Il nuovo testo assegnava a Roma Capitale il potere legislativo della Regione nelle materie concorrenti o residuali, tranne la sanità, ma l’elenco delle materie da trasferire doveva essere stabilito di intesa con la Regione Lazio e lo Stato con una legge ordinaria approvata a maggioranza assoluta delle Camere. Un processo più ordinato rispetto al testo iniziale, ma con un testo che lasciava l’ente diviso in due e con due differenti competenze, con seri problemi istituzionali e di democrazia rappresentativa. Roma Capitale non diventava Regione, restava comune con i poteri legislativi, e allo stesso tempo la città metropolitana era sottoposta alla legislazione della pisana. Due enti con lo stesso Sindaco ma con un territorio sul quale vigono norme differenti.

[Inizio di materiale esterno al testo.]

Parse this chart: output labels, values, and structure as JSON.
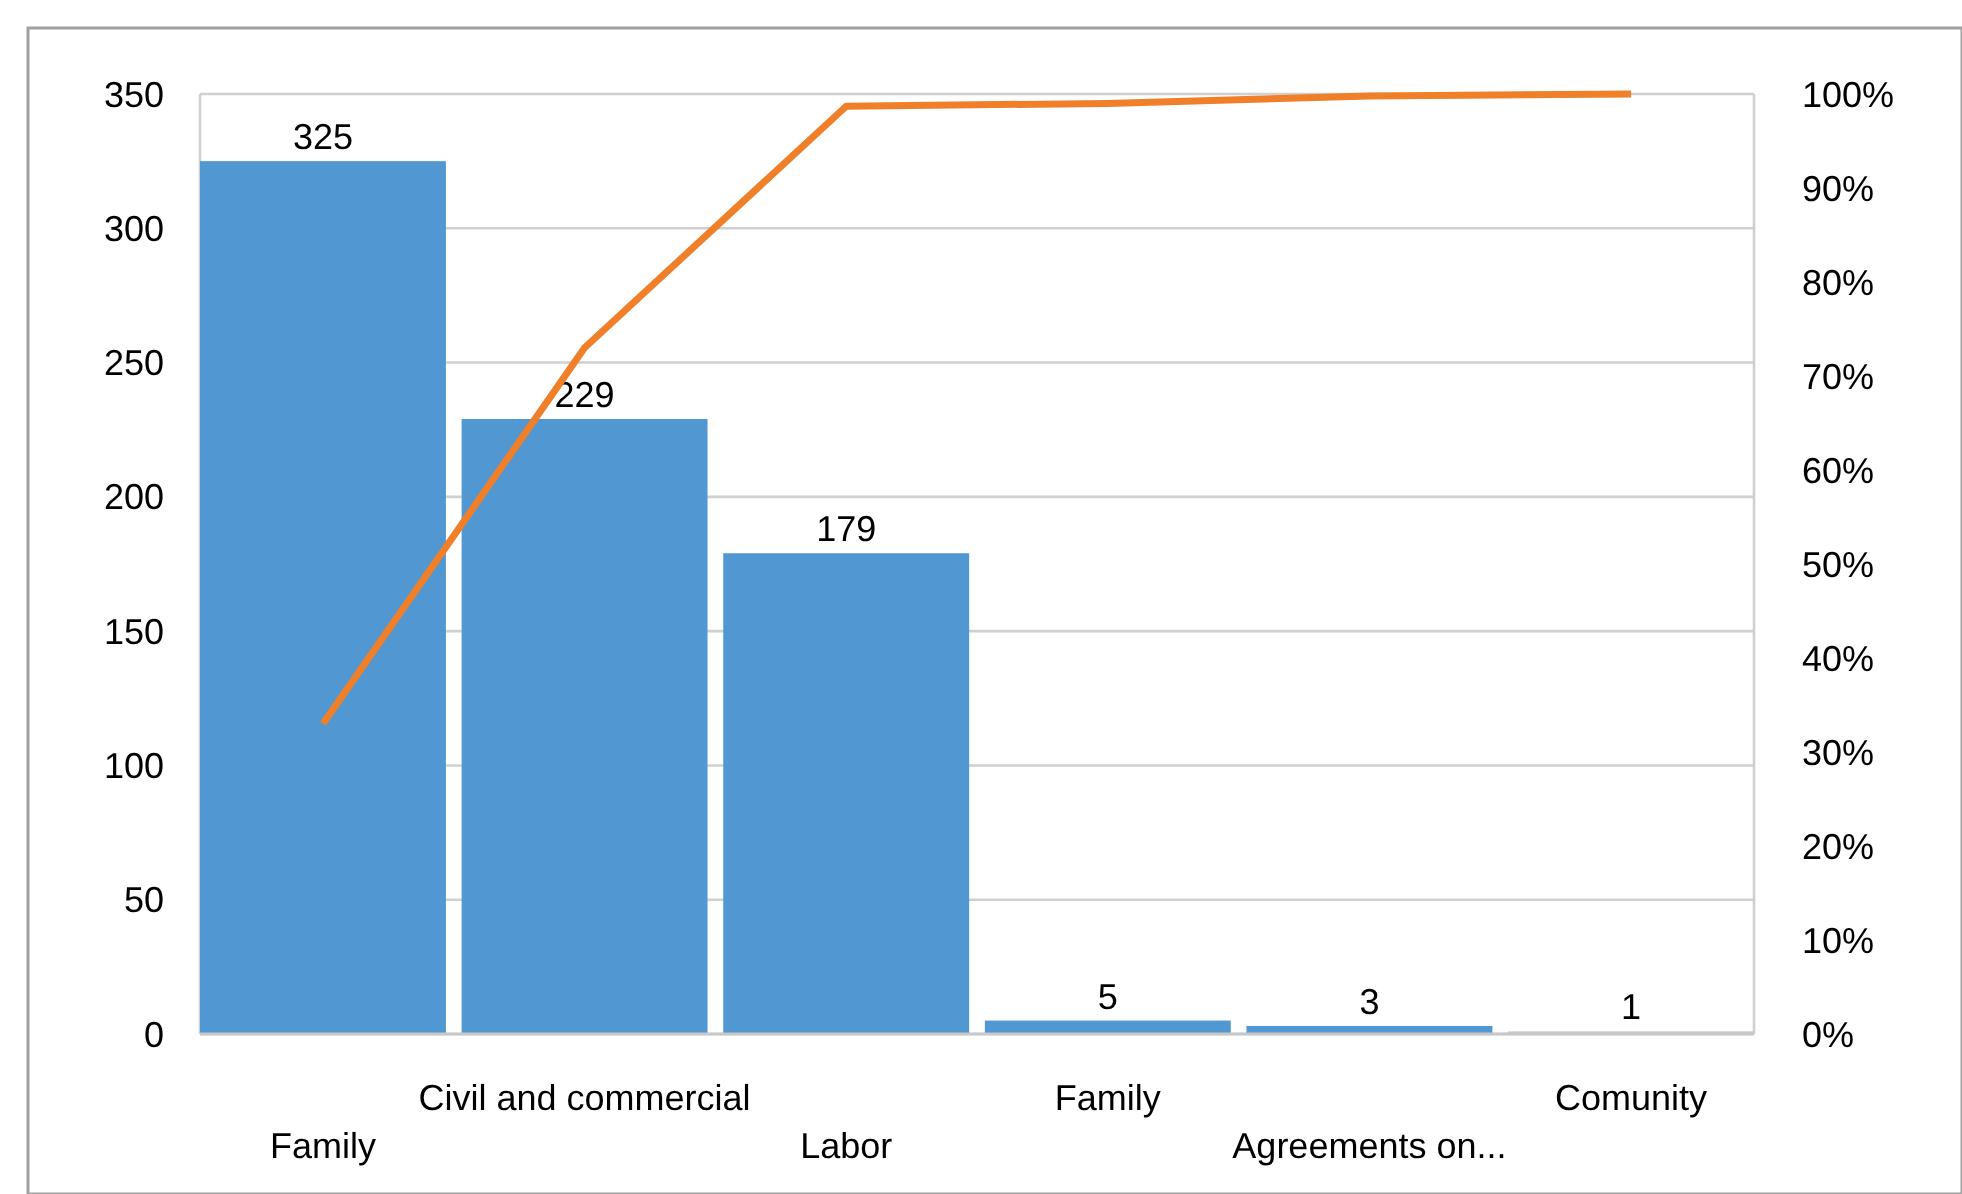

La legge elettorale fa governare gli eletti romani su tutto il Lazio
Inoltre, problema più complesso, il Consiglio Regionale restava quello di adesso, con gli eletti di Roma Capitale che sono la maggioranza. Per cui avremmo il paradosso che Roma capitale legifererebbe autonomamente sul proprio territorio e attraverso la sua maggioranza in consiglio regionale anche sugli altri territori delle altre province. Un vero ircocervo. Ecco perché la prima cosa da fare è inserire una norma nel testo sulle Province, al quale stanno lavorando le commissioni parlamentari, per staccare la vecchia provincia da Roma e dare solo alla Capitale lo status di Città metropolitana.
Subito dopo approntare una proposta costituzionale che dia a Roma Capitale i poteri legislativi e alla Regione lo status di Regione a Statuto speciale stabilendo per i due enti l’identico assetto istituzionale che hanno Trento e Bolzano.